Unlike mormyrids, not all gymnotiformes have a separate larval and adult electric organ. The species I am focusing on, Brachyhypopomus gauderio, has a larval organ that extends during development. Monophasic electrocytes are produced within the first week of hatching that remain throughout adulthood; however, at a certain point in development the electrocytes that arise have the adult morphology and are biphasic. These adult electrocytes are continually produced at the tip of the tail as the fish grows, eventually swamping out the larval monophasic electrocytes in the anterior and producing a biphasic head to tail EOD that has the same amplitude in P1 and P2; see images below.

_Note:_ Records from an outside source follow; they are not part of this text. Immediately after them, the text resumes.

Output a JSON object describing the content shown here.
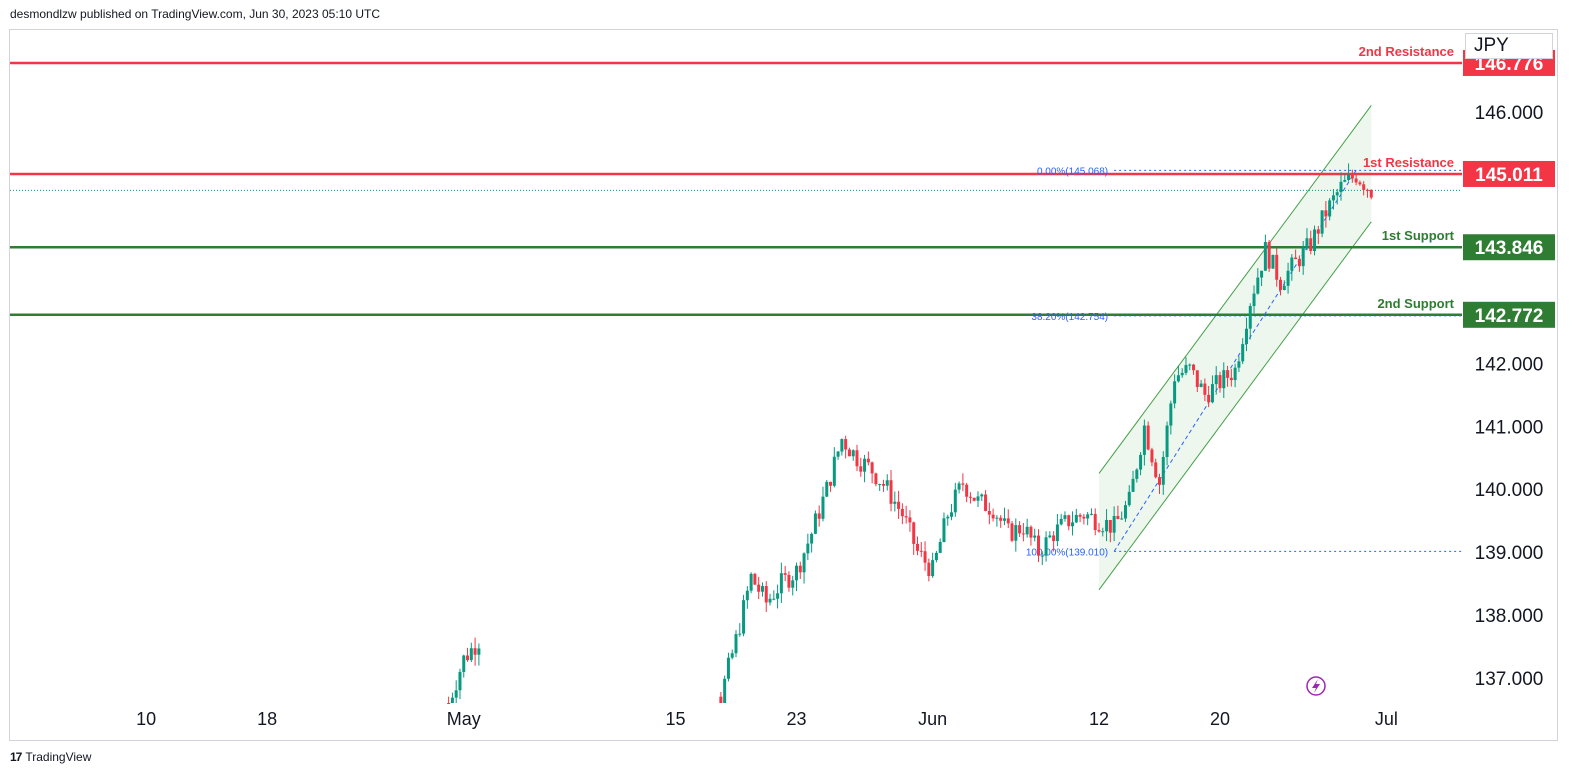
{
  "header": {
    "published": "desmondlzw published on TradingView.com, Jun 30, 2023 05:10 UTC"
  },
  "currency": "JPY",
  "footer": {
    "brand": "TradingView",
    "logo_text": "17"
  },
  "colors": {
    "resistance": "#f23645",
    "support": "#2e7d32",
    "bull": "#089981",
    "bear": "#f23645",
    "channel": "#43a047",
    "fib": "#2962ff"
  },
  "chart_data": {
    "type": "candlestick",
    "symbol_currency": "JPY",
    "y_axis": {
      "range": [
        136.6,
        147.3
      ],
      "ticks": [
        137.0,
        138.0,
        139.0,
        140.0,
        141.0,
        142.0,
        146.0
      ],
      "tick_labels": [
        "137.000",
        "138.000",
        "139.000",
        "140.000",
        "141.000",
        "142.000",
        "146.000"
      ]
    },
    "x_axis": {
      "range": [
        "2023-04-01",
        "2023-07-06"
      ],
      "ticks": [
        "2023-04-10",
        "2023-04-18",
        "2023-05-01",
        "2023-05-15",
        "2023-05-23",
        "2023-06-01",
        "2023-06-12",
        "2023-06-20",
        "2023-07-01"
      ],
      "tick_labels": [
        "10",
        "18",
        "May",
        "15",
        "23",
        "Jun",
        "12",
        "20",
        "Jul"
      ]
    },
    "levels": [
      {
        "label": "2nd Resistance",
        "value": 146.776,
        "value_label": "146.776",
        "kind": "resistance"
      },
      {
        "label": "1st Resistance",
        "value": 145.011,
        "value_label": "145.011",
        "kind": "resistance"
      },
      {
        "label": "1st Support",
        "value": 143.846,
        "value_label": "143.846",
        "kind": "support"
      },
      {
        "label": "2nd Support",
        "value": 142.772,
        "value_label": "142.772",
        "kind": "support"
      }
    ],
    "current_price": 144.75,
    "fibonacci": [
      {
        "label": "0.00%(145.068)",
        "value": 145.068
      },
      {
        "label": "38.20%(142.754)",
        "value": 142.754
      },
      {
        "label": "100.00%(139.010)",
        "value": 139.01
      }
    ],
    "fib_anchor": {
      "start": [
        "2023-06-13",
        139.01
      ],
      "end": [
        "2023-06-29",
        145.068
      ]
    },
    "channel": {
      "upper": {
        "start": [
          "2023-06-12",
          140.25
        ],
        "end": [
          "2023-06-30",
          146.1
        ]
      },
      "lower": {
        "start": [
          "2023-06-12",
          138.4
        ],
        "end": [
          "2023-06-30",
          144.25
        ]
      }
    },
    "path_points": [
      [
        "2023-04-30",
        136.6
      ],
      [
        "2023-05-01",
        137.3
      ],
      [
        "2023-05-02",
        137.6
      ],
      [
        "2023-05-02",
        137.0
      ],
      [
        "2023-05-02",
        136.6
      ],
      [
        "2023-05-18",
        136.7
      ],
      [
        "2023-05-19",
        137.6
      ],
      [
        "2023-05-20",
        138.6
      ],
      [
        "2023-05-21",
        138.2
      ],
      [
        "2023-05-22",
        138.5
      ],
      [
        "2023-05-23",
        138.7
      ],
      [
        "2023-05-24",
        139.3
      ],
      [
        "2023-05-25",
        140.0
      ],
      [
        "2023-05-26",
        140.8
      ],
      [
        "2023-05-27",
        140.5
      ],
      [
        "2023-05-28",
        140.3
      ],
      [
        "2023-05-29",
        140.0
      ],
      [
        "2023-05-30",
        139.6
      ],
      [
        "2023-05-31",
        139.0
      ],
      [
        "2023-06-01",
        138.7
      ],
      [
        "2023-06-02",
        139.6
      ],
      [
        "2023-06-03",
        140.1
      ],
      [
        "2023-06-04",
        139.8
      ],
      [
        "2023-06-05",
        139.7
      ],
      [
        "2023-06-06",
        139.3
      ],
      [
        "2023-06-07",
        139.4
      ],
      [
        "2023-06-08",
        139.0
      ],
      [
        "2023-06-09",
        139.3
      ],
      [
        "2023-06-10",
        139.5
      ],
      [
        "2023-06-11",
        139.6
      ],
      [
        "2023-06-12",
        139.5
      ],
      [
        "2023-06-13",
        139.4
      ],
      [
        "2023-06-14",
        139.8
      ],
      [
        "2023-06-15",
        141.0
      ],
      [
        "2023-06-16",
        140.1
      ],
      [
        "2023-06-17",
        141.8
      ],
      [
        "2023-06-18",
        141.9
      ],
      [
        "2023-06-19",
        141.5
      ],
      [
        "2023-06-20",
        141.7
      ],
      [
        "2023-06-21",
        141.9
      ],
      [
        "2023-06-22",
        143.0
      ],
      [
        "2023-06-23",
        143.8
      ],
      [
        "2023-06-24",
        143.3
      ],
      [
        "2023-06-25",
        143.6
      ],
      [
        "2023-06-26",
        143.9
      ],
      [
        "2023-06-27",
        144.4
      ],
      [
        "2023-06-28",
        144.8
      ],
      [
        "2023-06-29",
        145.0
      ],
      [
        "2023-06-30",
        144.75
      ]
    ]
  }
}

I am interested in the transcriptional network that promotes electrocytes, and how larval versus adult electrocytes are specified, both as cell types and within their location in the body. To understand this at some level, I am currently exploiting the regenerative capabilities of this species, where over 20% of the total body length can be removed and regrown within 3-4 weeks- even producing new electrocytes that integrate into the electric organ and eventually return the electric organ discharge to the pre-injury state. I plan to investigate differentially expressed genes between the newly formed electrocytes at the tip of the regrowth and those that have reformed in the more proximal regenerated region to try and understand what genes/networks are involved in producing electrocytes de novo.
Another question with electric fish is the utility/function of the larval electrocytes. It is unclear if they serve a function, or if they are a vestigial remnant of electric organ development. I am currently producing F0 scn4aa mutants using CRISPR/Cas9, identifying those with a reduced EOD amplitude phenotype and I will be testing 2 hypotheses about larval EOD function. I plan to see if feeding or locomotion/movement are affected by the loss of the larval EOD amplitude.